Глядя на яркий диск луны, Хилон начал протяжно, приглушенным голосом говорить о смерти Христа. Говорил он как бы и не Урбану, а будто себе самому припоминал обстоятельства этой смерти или же поверял ее тайну спящему городу. В рассказе его было что-то волнующее и торжественное. Работник плакал, а когда Хилон, стеная, начал сетовать на то, что в минуту смерти спасителя не было никого, кто бы его защитил, пусть не от распятия, так хотя бы от издевательств солдат и иудеев, варвар сжал огромные свои кулаки, обуреваемый горем и сдерживая ярость. Сама смерть лишь умиляла его, но мысль о черни, глумящейся над пригвожденным к кресту агнцем, возмущала его простую душу и вызывала дикую жажду мести.

— Урбан, а знаешь ли ты, кто был Иуда? — внезапно спросил Хилон.

— Знаю, знаю!
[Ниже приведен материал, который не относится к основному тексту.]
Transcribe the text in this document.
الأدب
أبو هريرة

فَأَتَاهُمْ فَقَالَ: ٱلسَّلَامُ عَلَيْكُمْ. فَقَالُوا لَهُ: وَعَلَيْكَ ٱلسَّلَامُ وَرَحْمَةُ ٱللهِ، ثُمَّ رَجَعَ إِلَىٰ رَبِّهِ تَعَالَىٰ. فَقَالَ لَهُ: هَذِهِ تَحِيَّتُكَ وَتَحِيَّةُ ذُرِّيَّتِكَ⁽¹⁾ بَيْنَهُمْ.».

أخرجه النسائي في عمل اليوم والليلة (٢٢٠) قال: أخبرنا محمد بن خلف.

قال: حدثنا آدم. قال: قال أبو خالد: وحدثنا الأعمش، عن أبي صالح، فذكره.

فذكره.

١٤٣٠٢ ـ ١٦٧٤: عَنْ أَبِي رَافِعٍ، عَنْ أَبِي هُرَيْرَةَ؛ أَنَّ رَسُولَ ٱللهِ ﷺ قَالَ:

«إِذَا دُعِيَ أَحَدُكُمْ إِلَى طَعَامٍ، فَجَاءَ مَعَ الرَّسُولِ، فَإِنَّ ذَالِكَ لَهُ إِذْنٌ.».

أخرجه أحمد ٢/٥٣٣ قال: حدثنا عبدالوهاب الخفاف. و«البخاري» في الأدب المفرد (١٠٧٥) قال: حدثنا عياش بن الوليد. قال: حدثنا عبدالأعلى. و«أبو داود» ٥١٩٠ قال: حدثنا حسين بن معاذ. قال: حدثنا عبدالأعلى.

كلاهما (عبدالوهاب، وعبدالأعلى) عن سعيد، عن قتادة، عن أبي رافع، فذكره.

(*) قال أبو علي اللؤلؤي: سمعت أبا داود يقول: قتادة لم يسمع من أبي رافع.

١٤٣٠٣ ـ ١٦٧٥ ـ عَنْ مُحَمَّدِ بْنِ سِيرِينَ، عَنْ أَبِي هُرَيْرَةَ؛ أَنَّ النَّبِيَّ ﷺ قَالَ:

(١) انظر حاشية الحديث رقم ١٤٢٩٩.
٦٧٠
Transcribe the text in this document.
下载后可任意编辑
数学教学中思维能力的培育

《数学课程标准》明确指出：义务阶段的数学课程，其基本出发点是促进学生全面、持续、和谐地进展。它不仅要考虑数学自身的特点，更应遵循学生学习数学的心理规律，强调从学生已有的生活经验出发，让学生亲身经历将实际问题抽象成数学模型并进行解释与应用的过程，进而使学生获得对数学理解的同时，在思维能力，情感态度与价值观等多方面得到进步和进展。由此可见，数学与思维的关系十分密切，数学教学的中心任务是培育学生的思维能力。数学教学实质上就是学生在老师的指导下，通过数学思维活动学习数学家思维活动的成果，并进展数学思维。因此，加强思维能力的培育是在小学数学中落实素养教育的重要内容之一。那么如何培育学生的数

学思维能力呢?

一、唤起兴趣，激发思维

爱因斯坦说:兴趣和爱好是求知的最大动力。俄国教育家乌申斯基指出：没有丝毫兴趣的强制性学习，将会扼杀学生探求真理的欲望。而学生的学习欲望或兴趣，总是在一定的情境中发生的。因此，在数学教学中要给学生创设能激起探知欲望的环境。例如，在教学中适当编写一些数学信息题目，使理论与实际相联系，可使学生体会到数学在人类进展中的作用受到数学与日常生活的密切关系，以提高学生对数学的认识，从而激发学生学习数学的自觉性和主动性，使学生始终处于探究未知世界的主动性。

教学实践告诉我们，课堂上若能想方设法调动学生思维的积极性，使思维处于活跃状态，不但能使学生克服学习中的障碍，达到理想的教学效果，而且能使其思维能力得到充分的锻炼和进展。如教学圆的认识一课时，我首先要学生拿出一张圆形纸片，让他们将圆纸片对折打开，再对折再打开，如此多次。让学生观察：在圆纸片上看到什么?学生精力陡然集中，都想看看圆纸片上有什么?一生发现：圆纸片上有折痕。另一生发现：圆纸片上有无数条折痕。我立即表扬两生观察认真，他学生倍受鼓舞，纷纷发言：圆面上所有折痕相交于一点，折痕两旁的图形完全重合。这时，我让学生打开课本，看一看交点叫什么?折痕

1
Но он же удавился! — воскликнул работник.

И в голосе его слышалось сожаление, что предатель уже сам покарал себя и не сможет попасть в его руки.

А Хилон продолжал:

— Ну а если бы он не удавился и если бы кто-нибудь из христиан повстречал его на суше или на море, не должен ли этот человек отомстить за муки, кровь и гибель спасителя?

— Всякий бы отомстил, отче!

— Мир тебе, верный раб агнца! Да, свои обиды надлежит прощать, но кто вправе прощать оскорбление бога? Увы, как змея порождает змею, злоба злобу и измена измену, так из яда Иудина родился другой предатель, и как тот выдал иудеям и римским солдатам спасителя, так и этот, живущий среди нас, хочет выдать волкам его овечек, и, если никто не помешает предательству, не раздавит заблаговременно голову змеи, всех нас ждет погибель, а вместе с нами погибнет и слава агнца.

Работник глядел на него в сильной тревоге, словно не совсем понимая то, что слышит. А грек, накинув на голову угол плаща, запричитал глухим, будто из-под земли исходившим голосом:

— Горе вам, слуги бога истинного, горе вам, христиане и христианки!